Kluge highlighted how over 90% of the WHO European region countries reported disruptions to essential health services in 2020, leading to growing backlogs and waiting lists.
“For each person who cannot receive care when they need it, this delay may have severe consequences, ranging from worsening health problems and prolonging recovery to decreasing quality of life,” he added.
In many contexts, including in the EU, debates focus on bringing things back to pre-pandemic status. Given the extent of the challenges, that will not be sufficient, warned Ewout van Ginneken, co-author of the policy brief from the European Observatory on Health Systems and Policies, Nuffield Trust and WHO Europe.
“Bringing care back to previous levels before the epidemic will not be enough to overcome the backlogs. We have pre-pandemic waiting times that are quite severe in several countries. And that number only started to increase during the pandemic,” he said during the discussion of the policy brief.
The countries trying to address the backlogs are broadly using three strategies, according to the brief. These are increasing the supply of workforce and staffing; improving productivity, capacity management and demand management; and investing in capital, infrastructure and new community-based models of care.
While this may be part of the solution, there is a broad consensus amongst experts and stakeholders that more is needed. Especially since many aspects of the full impacts of the COVID-19 crisis on healthcare systems remain unknown.
Knowledge of the exact size of the backlogs is also unknown. On top of that, the amount of “missing patients” – the ones who were expected to need diagnostics and treatments but did not get them – is uncertain.
At the same time, the health workforce is chronically overstretched and unprotected from severe burnout. As EURACTIV previously reported, health professionals fear that the demand over the summer will overwhelm capacity.
Need for reliable data on backlogs to invest
In most EU countries, health spending has declined since 2019, according to the Organisation for Economic Co-operation and Development (OECD).
Yet, investments into health systems are needed to make them more resilient and clear the ever-increasing backlogs. For that we need reliable data, said Natasha Azzopardi-Muscat, director of the WHO’s division of country health policies and systems.
“What is not measured is not visible, it is that simple,” she said during the discussion. “We need to know where the problem lies – in which areas, which sectors, which specialities, how large the problem is […] and so on.”
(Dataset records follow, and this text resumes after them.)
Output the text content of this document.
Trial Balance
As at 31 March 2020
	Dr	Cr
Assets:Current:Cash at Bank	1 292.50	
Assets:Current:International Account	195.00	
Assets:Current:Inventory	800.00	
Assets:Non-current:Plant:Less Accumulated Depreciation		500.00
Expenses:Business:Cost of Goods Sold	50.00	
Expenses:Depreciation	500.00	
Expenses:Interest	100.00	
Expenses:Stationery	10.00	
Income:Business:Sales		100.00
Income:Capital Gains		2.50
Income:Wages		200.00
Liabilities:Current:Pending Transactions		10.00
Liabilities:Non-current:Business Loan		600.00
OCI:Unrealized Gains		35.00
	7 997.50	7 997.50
During the pandemic there has been more focus on the improvement of disease surveillance data, with increased political support to extend the mandates of agencies such as the European Centre for Disease Prevention and Control (ECDC), to enable them to better monitor the spread of COVID-19 and other diseases.
“There are still countries without knowledge about [backlogs and waiting times]. It’s not only the availability of data, it’s also the quality of data,” said Pascal Garel, CEO of the European Hospital Federation (HOPE), recalling problematic discussions at the beginning of the pandemic about ICU bed numbers, disturbed by data based on different indicators.
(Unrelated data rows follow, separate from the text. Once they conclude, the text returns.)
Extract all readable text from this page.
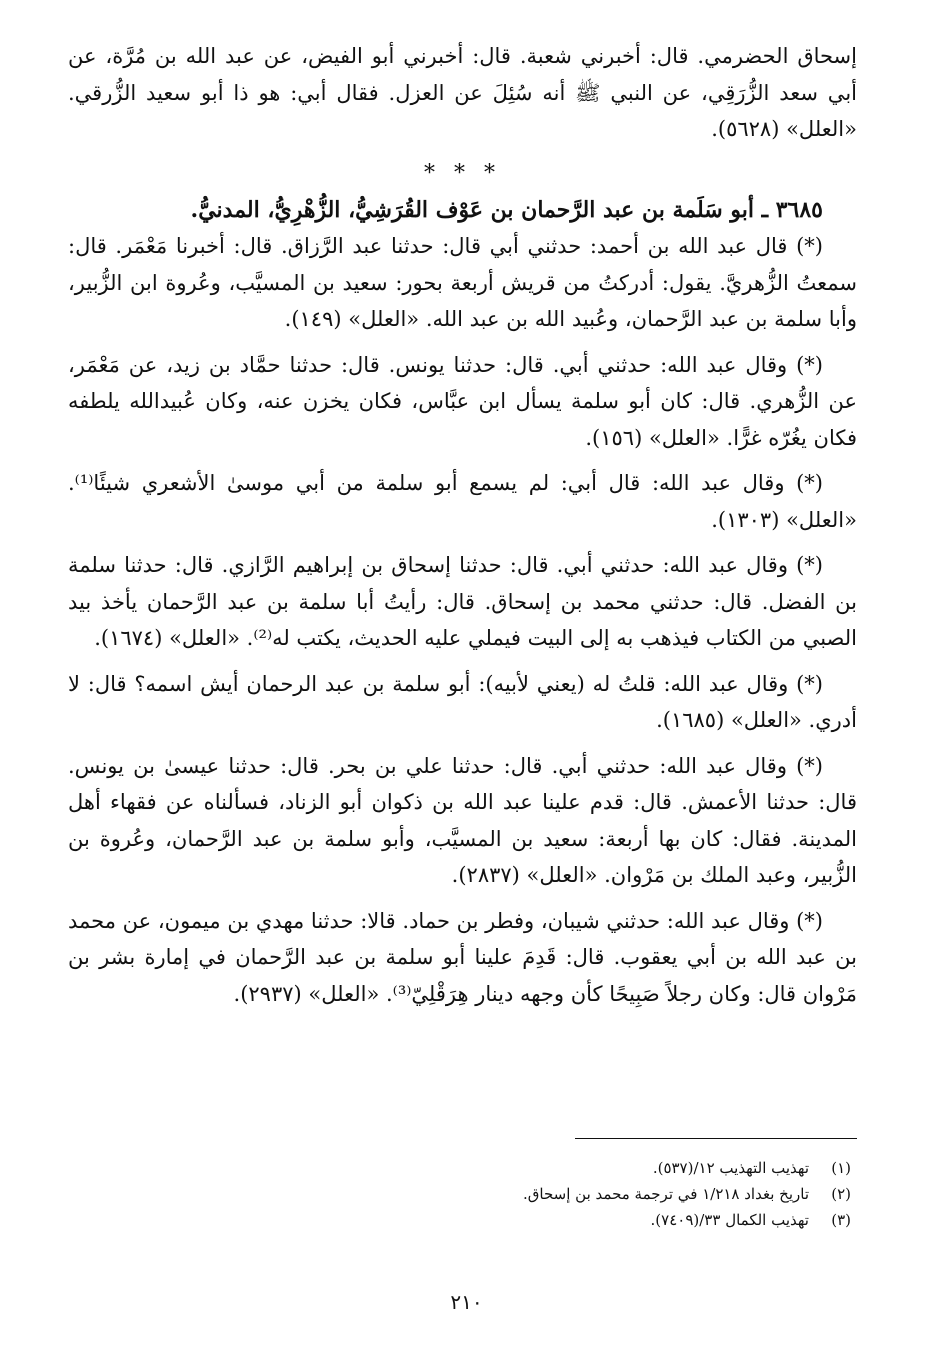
إسحاق الحضرمي. قال: أخبرني شعبة. قال: أخبرني أبو الفيض، عن عبد الله بن مُرَّة، عن أبي سعد الزُّرَقِي، عن النبي ﷺ أنه سُئِلَ عن العزل. فقال أبي: هو ذا أبو سعيد الزُّرقي. «العلل» (٥٦٢٨).

* * *

٣٦٨٥ ـ أبو سَلَمة بن عبد الرَّحمان بن عَوْف القُرَشِيُّ، الزُّهْرِيُّ، المدنيُّ.

(*) قال عبد الله بن أحمد: حدثني أبي قال: حدثنا عبد الرَّزاق. قال: أخبرنا مَعْمَر. قال: سمعتُ الزُّهريَّ. يقول: أدركتُ من قريش أربعة بحور: سعيد بن المسيَّب، وعُروة ابن الزُّبير، وأبا سلمة بن عبد الرَّحمان، وعُبيد الله بن عبد الله. «العلل» (١٤٩).

(*) وقال عبد الله: حدثني أبي. قال: حدثنا يونس. قال: حدثنا حمَّاد بن زيد، عن مَعْمَر، عن الزُّهري. قال: كان أبو سلمة يسأل ابن عبَّاس، فكان يخزن عنه، وكان عُبيدالله يلطفه فكان يغُرّه غرًّا. «العلل» (١٥٦).

(*) وقال عبد الله: قال أبي: لم يسمع أبو سلمة من أبي موسىٰ الأشعري شيئًا⁽¹⁾. «العلل» (١٣٠٣).

(*) وقال عبد الله: حدثني أبي. قال: حدثنا إسحاق بن إبراهيم الرَّازي. قال: حدثنا سلمة بن الفضل. قال: حدثني محمد بن إسحاق. قال: رأيتُ أبا سلمة بن عبد الرَّحمان يأخذ بيد الصبي من الكتاب فيذهب به إلى البيت فيملي عليه الحديث، يكتب له⁽²⁾. «العلل» (١٦٧٤).

(*) وقال عبد الله: قلتُ له (يعني لأبيه): أبو سلمة بن عبد الرحمان أيش اسمه؟ قال: لا أدري. «العلل» (١٦٨٥).

(*) وقال عبد الله: حدثني أبي. قال: حدثنا علي بن بحر. قال: حدثنا عيسىٰ بن يونس. قال: حدثنا الأعمش. قال: قدم علينا عبد الله بن ذكوان أبو الزناد، فسألناه عن فقهاء أهل المدينة. فقال: كان بها أربعة: سعيد بن المسيَّب، وأبو سلمة بن عبد الرَّحمان، وعُروة بن الزُّبير، وعبد الملك بن مَرْوان. «العلل» (٢٨٣٧).

(*) وقال عبد الله: حدثني شيبان، وفطر بن حماد. قالا: حدثنا مهدي بن ميمون، عن محمد بن عبد الله بن أبي يعقوب. قال: قَدِمَ علينا أبو سلمة بن عبد الرَّحمان في إمارة بشر بن مَرْوان قال: وكان رجلاً صَبِيحًا كأن وجهه دينار هِرَقْلِيّ⁽³⁾. «العلل» (٢٩٣٧).

(١)
تهذيب التهذيب ١٢/(٥٣٧).
(٢)
تاريخ بغداد ١/٢١٨ في ترجمة محمد بن إسحاق.
(٣)
تهذيب الكمال ٣٣/(٧٤٠٩).
٢١٠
Availability and quality of data also affect workforce planning with “no workforce planning in most countries because there’s no information [on how to do it],” according to Garel.
European hospitals generally face a lack of health professionals, which existed well before the COVID-19 pandemic, Isabelle Marchais, a researcher associated with the Jacques Delors Institute in health policy, told EURACTIV in an interview in June.
Healthcare workers are often pressed by low pay, working overtime and a lack of labour recognition, all worsened by the pandemic and the cause of the widespread recruitment and retention issues.
“Every country across the [WHO Europe region] has placed workforce shortages as the most difficult policy issue they’re struggling with at the moment,” Azzopardi-Muscat said, who also recommended better accessibility of mental health services for health care workers.